Oh we were on fire, but like accidental burnings
we were everywhere, raging out of control
hormones consuming flesh but
we overlooked each other.
Last night I finished Kendra by Coe Booth. Stellar writing. Brutal. Kendra is fourteen, sexually active and unable to reconcile her how body responds to her desire and what she emotionally wants. With the read fresh in my mind, this draft came to mind. It was a response to writing prompt earlier this year.
Poetry Friday is hosted this week by Slyvia at Poetry for Children.
14 comments:
Striking. I love how it conveys such force and passion--making it all the more tragic that such power couldn't be used to truly connect and see the other.
After my issues with Tyrell, I was actually warned by a reviewer NOT to read Kendra...maybe I'll wait a while and give it a try. I'm posting my review of Song Yet Sung right now...will link to Color Me Brown
sorry--thought that was a quote from the book! think you can finish that poem? Does having two daughters make the issue of teen sex more difficult to write about?
Zetta,
No, having the daughters doesn't make the issue more difficult to address. What is difficult is having been a daughter.
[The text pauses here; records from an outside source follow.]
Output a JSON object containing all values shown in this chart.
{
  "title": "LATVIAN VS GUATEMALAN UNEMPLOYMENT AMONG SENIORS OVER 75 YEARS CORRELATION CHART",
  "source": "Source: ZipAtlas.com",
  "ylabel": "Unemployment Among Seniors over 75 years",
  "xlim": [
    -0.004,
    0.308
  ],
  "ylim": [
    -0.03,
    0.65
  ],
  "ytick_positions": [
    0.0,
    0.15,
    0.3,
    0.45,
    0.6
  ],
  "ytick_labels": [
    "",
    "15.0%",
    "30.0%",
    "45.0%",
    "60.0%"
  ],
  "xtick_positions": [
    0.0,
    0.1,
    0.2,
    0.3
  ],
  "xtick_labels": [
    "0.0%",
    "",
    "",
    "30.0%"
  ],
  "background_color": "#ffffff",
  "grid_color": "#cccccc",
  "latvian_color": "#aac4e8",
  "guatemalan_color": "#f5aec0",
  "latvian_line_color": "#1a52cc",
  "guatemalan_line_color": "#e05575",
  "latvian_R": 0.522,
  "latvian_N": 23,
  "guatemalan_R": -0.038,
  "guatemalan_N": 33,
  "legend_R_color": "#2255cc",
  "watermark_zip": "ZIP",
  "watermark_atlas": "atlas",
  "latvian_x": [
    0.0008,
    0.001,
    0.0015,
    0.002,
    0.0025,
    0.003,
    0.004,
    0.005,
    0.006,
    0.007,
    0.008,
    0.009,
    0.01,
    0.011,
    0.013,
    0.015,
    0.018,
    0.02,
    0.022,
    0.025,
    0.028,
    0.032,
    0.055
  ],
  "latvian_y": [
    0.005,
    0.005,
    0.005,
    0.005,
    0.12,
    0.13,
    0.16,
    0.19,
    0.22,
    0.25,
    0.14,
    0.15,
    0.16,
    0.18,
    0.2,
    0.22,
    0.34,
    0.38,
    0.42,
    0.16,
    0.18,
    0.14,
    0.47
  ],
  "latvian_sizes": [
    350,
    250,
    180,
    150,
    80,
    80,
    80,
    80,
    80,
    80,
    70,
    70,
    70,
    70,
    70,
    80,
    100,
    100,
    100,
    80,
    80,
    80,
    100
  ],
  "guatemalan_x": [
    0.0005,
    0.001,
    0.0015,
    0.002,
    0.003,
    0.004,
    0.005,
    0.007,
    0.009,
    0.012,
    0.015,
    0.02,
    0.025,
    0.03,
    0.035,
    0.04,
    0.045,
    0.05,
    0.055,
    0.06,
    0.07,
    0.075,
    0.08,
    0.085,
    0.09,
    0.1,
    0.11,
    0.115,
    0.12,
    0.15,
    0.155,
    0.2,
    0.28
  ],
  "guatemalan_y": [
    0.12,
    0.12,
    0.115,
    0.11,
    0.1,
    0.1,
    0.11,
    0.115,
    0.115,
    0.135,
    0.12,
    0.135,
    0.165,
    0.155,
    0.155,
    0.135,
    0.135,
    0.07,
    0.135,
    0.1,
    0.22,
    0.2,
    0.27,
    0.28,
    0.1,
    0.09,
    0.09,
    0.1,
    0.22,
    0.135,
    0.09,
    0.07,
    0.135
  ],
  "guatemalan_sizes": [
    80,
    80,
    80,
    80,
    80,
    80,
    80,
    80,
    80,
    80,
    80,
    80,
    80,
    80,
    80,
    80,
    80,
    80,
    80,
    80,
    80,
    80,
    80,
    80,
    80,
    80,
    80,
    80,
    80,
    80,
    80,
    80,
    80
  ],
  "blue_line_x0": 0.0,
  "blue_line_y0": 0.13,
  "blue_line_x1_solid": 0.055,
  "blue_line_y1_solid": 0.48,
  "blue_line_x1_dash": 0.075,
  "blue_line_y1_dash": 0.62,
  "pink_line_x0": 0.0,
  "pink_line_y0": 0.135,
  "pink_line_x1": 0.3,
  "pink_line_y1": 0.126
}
There is so much working in Kendra. But the ending is not real for me. Booth gives the reader a pass, an ending that relieves the emotional reeling and that doesn't work for me.
Every Renee and Kendra, social worker and counselor knows Kendra does live that kind of ending that soon and many never do.
I'm still trying to process why she ended the book the way she did. Did she think behind Tyrell, readers needed the ending she provides or did the publisher think it was needed?
For me, it contradicts everything that came before it: a very painful but true reflection of the estranged relationship between a confused, needy daughter and mother who doesn't want to parent, a grandmother desperate to save a child she can't, and a child who in real life would spend years acting out sexually, self-destructing while very possibly exceeding in other areas very much like Renee did.
SORT-OF SPOILER CONTAINED IN THIS COMMENT: I'm right with you on the ending of the book. I work for a non-profit organization that runs book group discussions with young adults (mostly in alternative high schools) and read "Kendra" this summer (we've used "Tyrell" with our groups before and consider Coe Booth a genuinely GOOD writer). A co-worker and I both read the book and consider it highly consumable--we both finished it in less than a day, and predict the youth we work with will eat it up. However, the ending just killed me. I seriously had to stop and think about what bringing this book to a group of young women would say to them about how likely it is things will just "work out" if they just "love him enough." (Not quoting from the book there, but those hackneyed phrases are the only ones that leap to mind as I try to convey how the ending hit me.) In the end though, quality young adult novels can be hard to come by; and even harder to come by is literature that gives teenagers the opportunity to critically think about emerging sexuality, family relationships, consequences of decisions you make, and how you become who you are at various points in your life. "Kendra" does all that and more.
rb,
I feel the same way and that's why I'm going to actively promote the book. I do think we need discussion behind it because the population at the non-rofit where I volunteer the ending in no way reflects the realities in these girls lives. They have difficulty forming healthy, intimate relationships and often continue until they either become pregnant, contract STDS or both.
Your reflection is adolescence in a nutshell. Powerful. Andy
Hi Andy,
Love your profile. I like your description, rabid. We could talk for hours. :-)
This is soooo good. I feel like I have to post it up somewhere or something, but my parents will look at me funny lol
~Tashi
Thanks, C.O. I can tell from looking around your site that we'd have much to talk about!
Andy
WOW. All other words fail me for that poem. I love it.
I wonder if Kendra is available in Philippine bookstores. I would like to read it. :o)
Tarie,
Maybe we can work out postage. If you can't get it, let me know.
Thanks, Susan! I'm going to check my local bookstore and then try to order it if it isn't available.
Thanks for joining the Poetry Friday fray-- and for sharing a poem response to what looks like a powerful book.